Бывают люди, у которых каждая черта мелка и незначительна. К таким принадлежал мой шофер. Интерес представляло лишь то, что он, как это редко бывает, сам сознавал свою неприметность.
— Я своих предков не одобряю из-за их мелочности, — сказал он мне по дороге. — Рост у всего нашего рода никудышный, а тут еще имя подобрали мелкое и прямо-таки унизительное. Ну, что стоило моим прародителям назваться Быковыми, Быкадоровыми, Бугаевыми или еще как, по-серьезному. Хоть бы. Козлов, а то ведь, черти, что придумали: Козликов. От такого имени мычать хочется.
Козликов смачно сплюнул в сторону и нажал на газ. Автомобиль завизжал, заскрежетал, зачихал и понесся по дороге, ежеминутно грозя развалиться.
К станице Брюховецкой мы подъехали перед вечером. Солнце опускалось в стороне и, как часто бывает в степях, казалось оно огромным, на кузнечном горне раскаленным шаром, грозящим упасть вниз. От такого пыльно-красного, не режущего глаз солнца людям становится не по себе и заползает в них тревога.
Сунулся было Козликов в одну улицу и остановился: заросла улица бурьяном и не проехать по ней. Повернул он направо и, пересекши кочковатое поле, на котором «ГАЗик» уподобился скачущей блохе, вкатил в другую улицу. Тот же результат: не проехать.
Козликов похлопал по рулю своими маленькими испачканными ручками и повернулся ко мне.
— Что будем делать?
К центру станицы, где высилась церковь с голубыми куполами, можно было пробраться только объехав станицу вокруг. Предоставив Козликову вести автомобиль в объезд станицы, сам я отправился пешком.

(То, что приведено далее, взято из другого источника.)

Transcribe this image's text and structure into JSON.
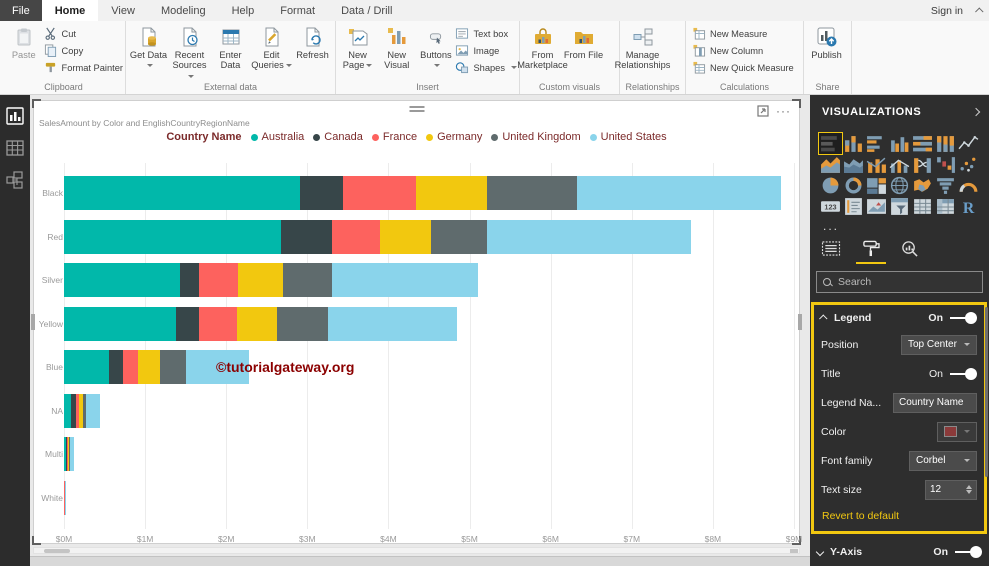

Я знал, что на Дону и Кубани произошел разгром казачества, пытавшегося было сопротивляться коллективизации, а теперь мне предстояло видеть вблизи казачью станицу, на которую обрушилась карающая рука советской власти. Улица, по которой я шел, представляла собою ничто иное, как джунгли, никогда до этого мною невиданные. Бурьян рос выше человеческого роста. Из-за него не видно было домов. К ним надо было пробираться сквозь эти заросли. Казачьи жилища были безлюдными и мертвыми. Они смотрели на то, что когда-то было улицей, провалами выбитых окон. В домах пыль и запустение, брошенные тряпки, битая посуда. В одном доме была прикреплена к потолку детская «колыска» (люлька). В другом валялась кошка, превратившаяся в комок шерсти и даже смрада уже не издающая.

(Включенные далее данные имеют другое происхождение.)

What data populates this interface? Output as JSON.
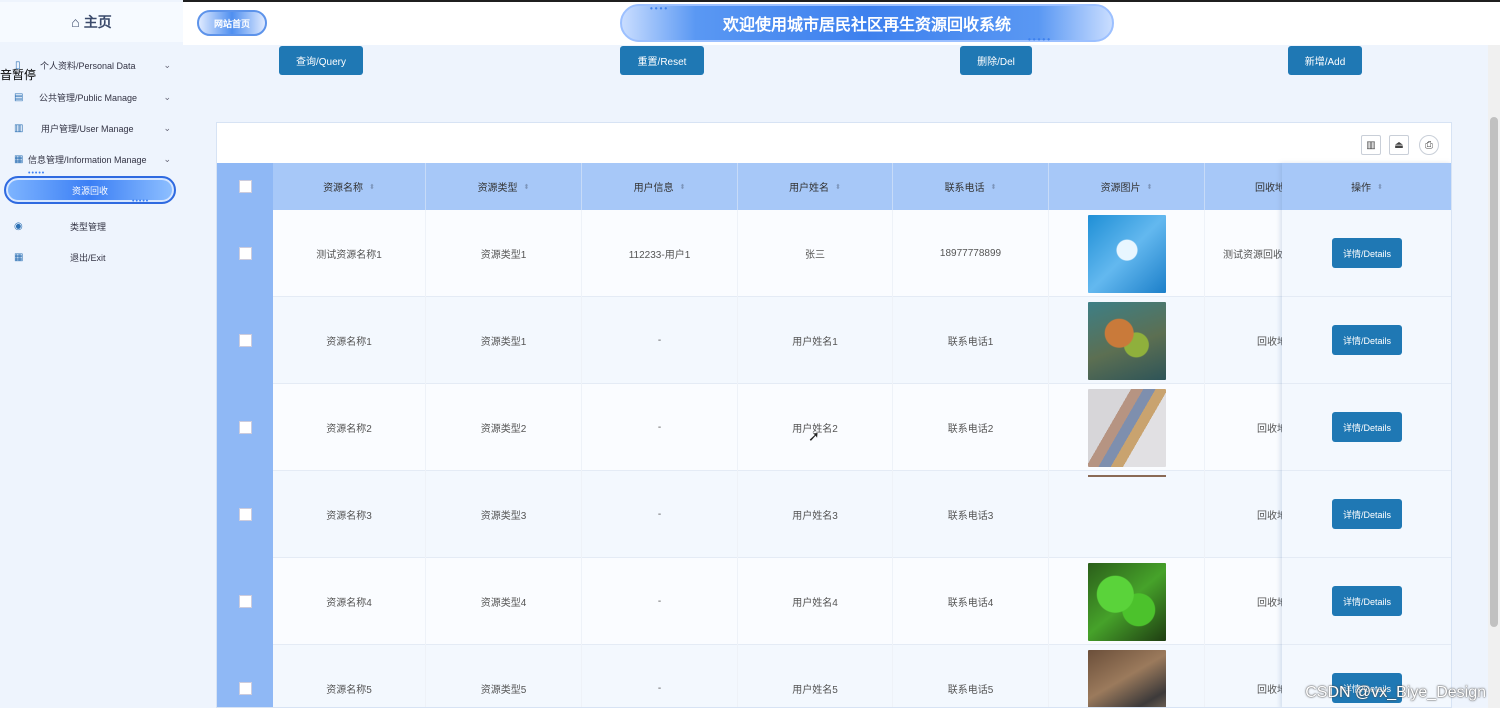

В третьем, четвертом, шестом доме — всё та же картина. Я завернул еще в один дом, но, войдя в него, быстро вышел наружу, изгнанный зловонием. В те полминуты, что я провел в нем, увидел я два человеческих трупа. На полу сидела старуха, опустив на грудь седую, взлохмаченную голову. Она привалилась спиной к лежанке, широко раскинула ноги. Мертвые ее руки были скрещены на груди. Знать так она, не расцепив рук, отдала Богу душу. С лежанки свешивалась желтая старческая рука, опустившаяся на седую голову женщины. На лежанке виднелось тело старика в холстинной рубахе и в холстинных же штанах. Босые ступни ног высовывались за край лежанки и видно было, что много походили по земле эти старые ноги. Лица старика я не мог рассмотреть, повернуто оно было к стенке.
К стыду своему, я должен признаться, что не на шутку напугался. Почему-то меня особенно потрясла рука, лежащая на мертвой голове старухи. Может быть последним усилием, опустил старик руку на голову мертвой подруги и так они оба застыли. Когда они умерли — неделю, две недели назад? С тех пор, как карательные отряды подавили в станице попытку восстания, прошло три четверти года. Оставшиеся в живых — женщины, дети, инвалиды, — были погружены в эшелоны и увезены в дальние края. А эти старики как-то остались. Умерли они в родной хате, захлестнутой бурьянными джунглями по самую крышу.
Решив не заходить больше в дома, а поскорее добраться до живых людей, я углубился в джунгли, сквозь которые была протоптана тропинка. Я шел по ней, а с обоих сторон вздымались стены из буйной поросли сорняка. Изредка, где бурьян рос реже, можно было видеть дома, стоящие по сторонам улицы — пустые и безмолвные. Потом бурьянные стены скрывали всё и начинало казаться, что во всем мире есть только этот бурьян, разросшийся с силой невиданной.